The 40-minute essay format demands persuasion and analysis. Students are provided with three perspectives on a topic and asked to “evaluate and analyze” the perspectives, “state and develop” your own perspective, and to then “explain the relationship” between the 3 perspectives and their own.
Here’s a sample from ACT.org
Many of the goods and services we depend on daily are now supplied by intelligent, automated machines rather than human beings. Robots build cars and other goods on assembly lines, where once there were human workers. Many of our phone conversations are now conducted not with people but with sophisticated technologies. We can now buy goods at a variety of stores without the help of a human cashier. Automation is generally seen as a sign of progress, but what is lost when we replace humans with machines? Given the accelerating variety and prevalence of intelligent machines, it is worth examining the implications and meaning of their presence in our lives.
Perspective One: What we lose with the replacement of people by machines is some part of our own humanity. Even our mundane daily encounters no longer require from us basic courtesy, respect, and tolerance for other people.
Perspective Two: Machines are good at low-skill, repetitive jobs, and at high-speed, extremely precise jobs. In both cases they work better than humans. This efficiency leads to a more prosperous and progressive world for everyone.
Perspective Three: Intelligent machines challenge our long-standing ideas about what humans are or can be. This is good because it pushes both humans and machines toward new, unimagined possibilities.
ASSIGNMENT: Write a unified, coherent essay about the increasing presence of intelligent machines where you address the given perspectives as well as provide your own take on why you agree or disagree.
- Spend 5-10 minutes planning your essay: This means to take a few moments to organize your thoughts.

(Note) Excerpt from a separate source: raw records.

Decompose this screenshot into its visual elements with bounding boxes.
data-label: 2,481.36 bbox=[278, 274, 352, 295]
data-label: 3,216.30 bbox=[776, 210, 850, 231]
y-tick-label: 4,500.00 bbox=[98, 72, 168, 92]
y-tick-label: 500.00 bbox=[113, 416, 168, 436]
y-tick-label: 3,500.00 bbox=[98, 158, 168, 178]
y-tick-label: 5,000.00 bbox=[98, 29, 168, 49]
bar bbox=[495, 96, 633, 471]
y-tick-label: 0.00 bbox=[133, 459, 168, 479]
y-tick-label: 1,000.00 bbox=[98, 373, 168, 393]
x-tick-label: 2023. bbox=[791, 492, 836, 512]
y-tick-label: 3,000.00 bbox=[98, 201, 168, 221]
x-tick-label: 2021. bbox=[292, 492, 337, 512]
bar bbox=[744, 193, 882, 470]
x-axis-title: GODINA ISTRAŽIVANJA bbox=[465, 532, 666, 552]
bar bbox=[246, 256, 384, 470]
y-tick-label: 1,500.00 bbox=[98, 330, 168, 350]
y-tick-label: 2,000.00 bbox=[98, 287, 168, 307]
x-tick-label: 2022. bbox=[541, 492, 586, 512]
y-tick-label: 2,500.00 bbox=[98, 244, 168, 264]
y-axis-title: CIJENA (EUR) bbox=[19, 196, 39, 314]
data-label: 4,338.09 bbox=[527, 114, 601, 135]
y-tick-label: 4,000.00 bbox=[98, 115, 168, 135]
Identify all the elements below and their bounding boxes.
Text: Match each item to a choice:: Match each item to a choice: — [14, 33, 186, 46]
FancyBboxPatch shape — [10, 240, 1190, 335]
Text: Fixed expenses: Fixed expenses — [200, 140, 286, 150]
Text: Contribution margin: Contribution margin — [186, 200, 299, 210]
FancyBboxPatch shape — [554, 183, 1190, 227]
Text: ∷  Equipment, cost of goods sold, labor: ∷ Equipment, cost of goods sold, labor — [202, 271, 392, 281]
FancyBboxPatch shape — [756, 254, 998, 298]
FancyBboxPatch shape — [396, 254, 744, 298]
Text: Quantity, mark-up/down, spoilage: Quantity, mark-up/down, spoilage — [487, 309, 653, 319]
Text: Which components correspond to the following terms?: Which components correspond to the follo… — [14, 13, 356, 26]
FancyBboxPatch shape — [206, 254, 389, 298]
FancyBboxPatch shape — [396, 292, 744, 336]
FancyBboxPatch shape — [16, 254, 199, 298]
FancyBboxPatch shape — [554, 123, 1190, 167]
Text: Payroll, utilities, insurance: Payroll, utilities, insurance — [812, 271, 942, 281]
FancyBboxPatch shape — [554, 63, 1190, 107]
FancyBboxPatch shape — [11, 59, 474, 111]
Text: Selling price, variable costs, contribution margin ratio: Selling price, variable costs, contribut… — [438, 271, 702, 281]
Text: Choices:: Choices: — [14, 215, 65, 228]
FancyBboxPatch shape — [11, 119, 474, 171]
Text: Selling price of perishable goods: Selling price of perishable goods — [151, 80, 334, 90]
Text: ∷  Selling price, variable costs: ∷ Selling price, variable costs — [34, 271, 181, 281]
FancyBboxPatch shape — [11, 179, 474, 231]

- Confirm your understanding of the prompt and the three perspectives: The perspectives not only include an assertion about the topic but an opinion about it. Don’t waste time trying to come up with a fourth perspective. Your job is to land on a perspective that you feel most comfortable supporting. Remember, your task is to “analyze the relationship between your perspective and at least one other perspective”.
- Brainstorm or jot down notes and explanations: Since you’ll need to discuss the relationship between your perspective and at least one of the presented perspectives, you will need to incorporate evidence in your essay.
- Where to get your ‘evidence’:
- The opening of the prompt typically provides several examples you can use in your essay.
- Use personal experience relevant to you or someone you know or even be creative and make one up!
- Use statistics: It’s OK to make up generalizations that support conventional wisdom. For instance, one relevant to this prompt might be: 80-90% of callers end up hanging up when prompted by a computer repeatedly.
- Use historical sources or current events. For example: The invention of the automobile impacted every aspect of our life and literally changed the course of civilization. Today we are contemplating the impact of driverless cars on society.
- Remember, there is no ‘right’ or ‘wrong’ way to respond to the three perspectives. If you disagree with the first perspective – dismissive of the negative effects of intelligent machines – you would want to address the other two positive perspectives in one paragraph.
NOTE: You only need to analyze the relationship between your perspective and one of the three presented; however, if you have strong evidence for both of the other perspectives, you could analyze both of them relative to your perspective.
Use this basic format below to write your essay. Alot 25-28 minutes for writing and at least 3-5 minutes to proof.
Paragraph #1: Introduction – Your introduction is your statement of the thesis – your perspective. Make sure it includes your statement on the issue presented as well as how it relates to one of the other perspectives. Your intro should be 2-4 sentences.
Paragraph #2: Evaluate the first perspective you are not supporting with SPECIFIC examples.
Paragraph #3: Evaluate the other perspective not chosen with SPECIFIC examples.
Paragraph #4 (and 5): This is the paragraph that discusses the perspective you agree with so this will be the largest one, maybe even 2 paragraphs. Again, examples must be SPECIFIC, not a mere listing!
Last paragraph: Your conclusion that states the final assessment of your argument restating your thesis.
This format ensures that you will address everything demanded in the assignment.
Please note that I said SPECIFIC examples each time in all caps. This is because I have noticed when I read most essays, examples are merely listed, not elaborated on! The more specific the better. The graders are looking for signs that you know history, current events, literature, science, etc. – that you have learned something in high school!
Use qualifying adverbs liberally: seemingly, merely, essentially, primarily, typically, etc.
Make sure you allow at least 3-5 minutes to proofread your essay to catch any “Language Use” mistakes: (grammar, mechanics, syntax, and word choice) since that is one of the criteria used for scoring.
You will receive a total of five scores for this test: a single subject-level writing score reported on a range of 2-12, and four domain scores, also 2-12, that are based on an analytic scoring rubric. The subject-level score will be the average of the four domain scores. The four domain scores are:
Ideas and Analysis
Development and Support
Language Use and Conventions
An image of your essay will be available to your high school and the colleges you wish to have your ACT scores forwarded to.
The essay is optional and will be the final section on the ACT. Many colleges require the essay, so if you are unsure where you are applying, it’s best to take the test with the essay.